No, it´s not all gloom and doom.
Yes, it has been gray and wet around here. We´ve had to light the fire and chop wood, and yes the boys had to shut down the wonderful cavey Restaurane El Castillo on weekdays.
We got sick, (we got better) and Paddy´s hurt his back (but not too bad). Most of the albergues are closed, and the pilgrims just walk right past Moratinos without stopping. When Paddy went out to water and feed this morning, one of the hens was dead.
But are we sad?
No, we are not sad. Not too sad, anyway.
Once the morning fog burned off, the sky turned a spectacular cloudless blue. All the tractors are out planting seeds that will soon turn the ground green, right through til spring. The farmers wave as they rattle and roar past us.
One of them is a new farmer, one of Manolo´s many nephews. He doesn´t usually live here, but times are tough in the city for young men, and Manolo is past retirement age. He could use some help, and the fields he tends belong to his entire, vast family. It´s only right the young ones step up. And this young one smiles as he swings himself into the tractor-cab and fires up the engine.
Maybe he will stay.
I told you how the line of great cypresses behind the Beehive House were chainsawed down. I still don´t know why they did that, but there´s no help for it now. Unless. Unless I go and get just as many young trees, and plant them around the town to make up for the loss.
Today I planted a chestnut sapling in the Plaza Mayor. I don´t know if it will survive, as the hole I planted it in is still choked with the remains of the tree that stood there before. If the root goes straight down, It will do just fine. I dug out all the dirt I could, and following time-honored superstition, I spat into the bottom of the hole. I put the body of the expired hen down there, too. And then I put the root-ball down, and water, and dirt from here and sand from there and new dirt from the flower bed alongside, and some rocks to weigh it down when the wind starts to blow.
Someday maybe this skinny tree will tower over the plaza, offering shade in the summer and nuts in the fall. Its branches will touch the branches of the olive tree we planted last year -- the wind bent it over last winter, but it´s thriving now.
I love to plant trees. I have more trees to plant here, one of them is pretty special.
It´s a tree for Philip Wren. Wren was a Methodist minister from Liverpool, and a kindly character -- he stayed at Peaceable at least once that I remember, and explained to me how an insulin pump works to treat Type 1 diabetes. The disease had forced him into early retirement, which he intended to spend, much as he could, out hiking round the caminos of Spain. Phil made some good friends out there. And in early May this year, in the pilgrim albergue in Logroño, the diabetes quietly put an end to him.
I said I would plant a tree here in his memory, and his many friends are coming out of the woodwork, waving 20-pound notes. I´ve commissioned a stonecutter to make a little memorial plaque to put at the base of his tree. I am now scouting out just where to plant the thing, where passing pilgrims can spot it, but a combine won´t clip it off and its roots won´t be in miry clay or sinking sand or private property. It keeps me busy, it makes me happy to do something harmless and good.
Wren is gone, the hen is gone, the great cypresses are gone, and summer is over. But I don´t have to be too sad. Endings are as natural and beginnings, they say.
I am still here. I do not always handle sadness as well as I could, but I suffer from clinical depression -- It´s been a part of my life since I was a child. It is not pleasant, but it is natural, it is cyclical. Like a chicken, it comes and scratches around for a while, it usually lays a few eggs, and eventually it goes away. Sometimes it leaves behind some good fertilizer for some new living thing to use.
Anyone who plants trees believes there´s a future.
Especially if you throw in a chicken.
3 comments:
Lovely piece, Rebekah.

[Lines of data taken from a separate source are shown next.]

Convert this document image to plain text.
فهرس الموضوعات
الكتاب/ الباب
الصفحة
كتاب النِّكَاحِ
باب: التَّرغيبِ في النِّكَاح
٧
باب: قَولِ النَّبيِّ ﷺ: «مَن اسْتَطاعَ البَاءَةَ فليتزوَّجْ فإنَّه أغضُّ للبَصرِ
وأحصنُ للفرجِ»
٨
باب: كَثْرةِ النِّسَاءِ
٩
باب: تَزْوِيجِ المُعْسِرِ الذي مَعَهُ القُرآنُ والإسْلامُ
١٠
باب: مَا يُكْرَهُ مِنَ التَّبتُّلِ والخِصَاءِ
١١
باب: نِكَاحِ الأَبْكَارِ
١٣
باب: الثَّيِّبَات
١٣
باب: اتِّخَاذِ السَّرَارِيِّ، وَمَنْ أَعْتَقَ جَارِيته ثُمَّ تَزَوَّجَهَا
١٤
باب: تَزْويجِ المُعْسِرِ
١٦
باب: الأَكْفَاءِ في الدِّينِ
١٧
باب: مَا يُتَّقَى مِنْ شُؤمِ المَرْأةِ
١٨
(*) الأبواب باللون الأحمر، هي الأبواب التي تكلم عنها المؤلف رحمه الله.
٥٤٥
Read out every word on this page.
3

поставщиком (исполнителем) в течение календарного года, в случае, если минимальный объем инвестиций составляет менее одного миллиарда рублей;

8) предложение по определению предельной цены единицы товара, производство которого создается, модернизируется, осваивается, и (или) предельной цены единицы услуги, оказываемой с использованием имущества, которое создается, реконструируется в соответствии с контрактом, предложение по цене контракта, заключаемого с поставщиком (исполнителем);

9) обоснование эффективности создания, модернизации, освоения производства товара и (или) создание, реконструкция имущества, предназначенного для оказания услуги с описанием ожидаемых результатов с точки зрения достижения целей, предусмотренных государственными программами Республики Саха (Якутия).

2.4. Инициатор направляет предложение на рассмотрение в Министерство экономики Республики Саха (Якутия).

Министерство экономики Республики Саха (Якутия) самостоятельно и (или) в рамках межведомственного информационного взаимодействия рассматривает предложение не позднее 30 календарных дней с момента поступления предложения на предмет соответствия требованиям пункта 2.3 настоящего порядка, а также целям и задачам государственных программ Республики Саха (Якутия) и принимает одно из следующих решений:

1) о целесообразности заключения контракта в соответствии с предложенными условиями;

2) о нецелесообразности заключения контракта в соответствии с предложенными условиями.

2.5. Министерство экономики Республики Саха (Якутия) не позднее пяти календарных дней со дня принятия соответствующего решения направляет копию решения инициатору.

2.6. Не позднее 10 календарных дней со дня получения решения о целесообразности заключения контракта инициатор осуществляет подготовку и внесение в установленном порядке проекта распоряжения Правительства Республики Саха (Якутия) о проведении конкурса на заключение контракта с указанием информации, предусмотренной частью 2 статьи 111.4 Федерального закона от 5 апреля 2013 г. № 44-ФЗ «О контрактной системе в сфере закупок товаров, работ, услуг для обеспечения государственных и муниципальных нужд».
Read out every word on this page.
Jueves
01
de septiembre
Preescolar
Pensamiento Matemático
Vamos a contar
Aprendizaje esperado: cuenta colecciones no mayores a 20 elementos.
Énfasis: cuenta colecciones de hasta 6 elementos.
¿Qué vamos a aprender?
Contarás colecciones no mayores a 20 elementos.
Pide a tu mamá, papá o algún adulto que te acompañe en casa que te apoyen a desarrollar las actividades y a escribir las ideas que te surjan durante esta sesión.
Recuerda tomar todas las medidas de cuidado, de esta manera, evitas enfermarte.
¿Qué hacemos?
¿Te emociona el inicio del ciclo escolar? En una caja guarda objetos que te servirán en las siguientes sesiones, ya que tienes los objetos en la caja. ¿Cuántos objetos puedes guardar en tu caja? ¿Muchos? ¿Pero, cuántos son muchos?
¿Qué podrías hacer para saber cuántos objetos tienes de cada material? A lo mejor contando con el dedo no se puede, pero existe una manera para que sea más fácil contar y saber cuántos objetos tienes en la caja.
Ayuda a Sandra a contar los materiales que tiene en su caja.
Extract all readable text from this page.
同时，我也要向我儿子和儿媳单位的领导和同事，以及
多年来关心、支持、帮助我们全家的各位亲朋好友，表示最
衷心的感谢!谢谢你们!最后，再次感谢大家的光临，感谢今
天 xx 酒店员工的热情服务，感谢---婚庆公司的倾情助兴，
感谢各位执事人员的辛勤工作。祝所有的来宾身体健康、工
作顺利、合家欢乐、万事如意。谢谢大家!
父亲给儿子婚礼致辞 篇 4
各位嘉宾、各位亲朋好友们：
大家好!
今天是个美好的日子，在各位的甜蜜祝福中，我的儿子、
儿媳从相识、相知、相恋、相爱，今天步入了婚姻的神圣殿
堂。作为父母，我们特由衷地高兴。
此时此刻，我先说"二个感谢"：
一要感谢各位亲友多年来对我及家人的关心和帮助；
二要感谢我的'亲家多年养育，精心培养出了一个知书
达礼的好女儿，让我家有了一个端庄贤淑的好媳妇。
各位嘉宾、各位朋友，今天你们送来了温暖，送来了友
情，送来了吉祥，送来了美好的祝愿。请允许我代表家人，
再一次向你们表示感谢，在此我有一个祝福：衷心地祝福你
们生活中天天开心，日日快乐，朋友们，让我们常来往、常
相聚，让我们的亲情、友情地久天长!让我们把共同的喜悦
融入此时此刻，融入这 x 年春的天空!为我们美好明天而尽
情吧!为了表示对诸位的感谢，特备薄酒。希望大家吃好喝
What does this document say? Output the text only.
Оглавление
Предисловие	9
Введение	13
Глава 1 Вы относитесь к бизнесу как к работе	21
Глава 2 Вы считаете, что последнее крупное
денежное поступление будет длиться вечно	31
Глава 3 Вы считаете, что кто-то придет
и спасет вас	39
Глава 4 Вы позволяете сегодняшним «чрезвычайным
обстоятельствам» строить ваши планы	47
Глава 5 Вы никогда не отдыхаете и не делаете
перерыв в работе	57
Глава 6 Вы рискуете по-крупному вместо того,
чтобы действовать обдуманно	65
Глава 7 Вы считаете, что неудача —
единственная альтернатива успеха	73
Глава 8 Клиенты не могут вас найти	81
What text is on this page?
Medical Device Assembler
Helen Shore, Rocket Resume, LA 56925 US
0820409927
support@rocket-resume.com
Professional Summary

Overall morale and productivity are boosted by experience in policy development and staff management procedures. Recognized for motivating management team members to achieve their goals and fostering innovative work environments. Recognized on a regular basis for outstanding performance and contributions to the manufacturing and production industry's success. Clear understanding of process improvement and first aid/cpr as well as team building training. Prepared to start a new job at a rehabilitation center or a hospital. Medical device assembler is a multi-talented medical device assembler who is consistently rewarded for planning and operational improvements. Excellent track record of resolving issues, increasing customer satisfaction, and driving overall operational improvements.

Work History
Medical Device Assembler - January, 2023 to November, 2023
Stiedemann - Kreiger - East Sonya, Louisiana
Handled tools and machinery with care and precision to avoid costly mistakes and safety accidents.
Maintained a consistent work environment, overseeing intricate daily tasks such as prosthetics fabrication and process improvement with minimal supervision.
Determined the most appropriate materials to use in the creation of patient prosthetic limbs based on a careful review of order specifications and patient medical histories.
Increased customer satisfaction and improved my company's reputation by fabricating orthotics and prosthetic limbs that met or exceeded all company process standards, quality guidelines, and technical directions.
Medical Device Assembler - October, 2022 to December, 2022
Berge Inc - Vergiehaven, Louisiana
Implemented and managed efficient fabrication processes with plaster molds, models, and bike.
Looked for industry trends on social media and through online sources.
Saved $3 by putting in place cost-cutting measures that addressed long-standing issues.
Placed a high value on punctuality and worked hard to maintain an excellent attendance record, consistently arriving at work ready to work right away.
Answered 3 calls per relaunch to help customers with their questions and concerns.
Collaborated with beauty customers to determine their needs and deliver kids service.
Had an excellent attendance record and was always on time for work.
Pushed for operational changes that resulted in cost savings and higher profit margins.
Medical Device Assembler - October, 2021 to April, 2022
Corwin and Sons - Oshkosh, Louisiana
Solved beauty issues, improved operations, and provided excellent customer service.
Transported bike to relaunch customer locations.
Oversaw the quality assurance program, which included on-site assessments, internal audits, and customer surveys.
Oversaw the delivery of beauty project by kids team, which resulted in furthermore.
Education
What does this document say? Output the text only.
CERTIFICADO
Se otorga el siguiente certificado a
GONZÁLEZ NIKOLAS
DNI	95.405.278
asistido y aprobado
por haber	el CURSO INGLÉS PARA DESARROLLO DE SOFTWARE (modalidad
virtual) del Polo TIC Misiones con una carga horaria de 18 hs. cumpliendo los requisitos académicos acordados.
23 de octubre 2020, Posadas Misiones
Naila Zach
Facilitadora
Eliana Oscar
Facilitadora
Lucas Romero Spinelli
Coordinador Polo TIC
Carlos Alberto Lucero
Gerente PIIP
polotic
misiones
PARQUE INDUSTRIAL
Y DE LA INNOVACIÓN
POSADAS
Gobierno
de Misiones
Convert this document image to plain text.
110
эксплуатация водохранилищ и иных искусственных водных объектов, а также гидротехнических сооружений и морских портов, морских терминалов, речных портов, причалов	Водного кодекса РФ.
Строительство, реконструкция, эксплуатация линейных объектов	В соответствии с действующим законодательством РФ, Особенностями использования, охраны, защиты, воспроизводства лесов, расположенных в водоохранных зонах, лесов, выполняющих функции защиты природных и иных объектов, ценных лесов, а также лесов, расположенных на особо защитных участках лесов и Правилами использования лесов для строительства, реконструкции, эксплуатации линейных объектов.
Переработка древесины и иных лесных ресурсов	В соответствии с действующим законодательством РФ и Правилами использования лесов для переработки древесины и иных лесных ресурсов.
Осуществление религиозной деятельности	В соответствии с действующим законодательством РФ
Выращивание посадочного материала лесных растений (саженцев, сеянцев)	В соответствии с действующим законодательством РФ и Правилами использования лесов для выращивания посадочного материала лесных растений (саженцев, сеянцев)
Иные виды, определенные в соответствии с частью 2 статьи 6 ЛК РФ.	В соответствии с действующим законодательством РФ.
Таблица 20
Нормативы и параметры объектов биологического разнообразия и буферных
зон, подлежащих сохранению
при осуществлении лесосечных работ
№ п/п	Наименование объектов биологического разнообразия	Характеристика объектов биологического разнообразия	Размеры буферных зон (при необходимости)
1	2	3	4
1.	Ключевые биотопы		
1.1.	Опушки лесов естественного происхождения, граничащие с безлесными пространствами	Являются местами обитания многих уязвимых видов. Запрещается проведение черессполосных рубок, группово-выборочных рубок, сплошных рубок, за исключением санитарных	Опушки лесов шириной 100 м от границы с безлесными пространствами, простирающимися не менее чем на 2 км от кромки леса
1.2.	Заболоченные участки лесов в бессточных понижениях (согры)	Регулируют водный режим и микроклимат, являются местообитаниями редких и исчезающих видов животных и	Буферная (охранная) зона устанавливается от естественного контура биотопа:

I have found out that I get a good dose of blues with the approach of Winter, the loss of light, that whole seasonal affective disorder thing. But I agree wholeheartedly with you, that the sadness isn't tragic. Tragedy is the Phillipines, tragic is senseless loss of life, etc., even more tragic is a life unfelt at the depths.
Your piece illustrated that experience in a completely personal way, different from mine. Thanks so much for having the chutzpah to write about it so well.
P
Lovely Reb.
XX
Beautifully written. I'm glad you plant trees.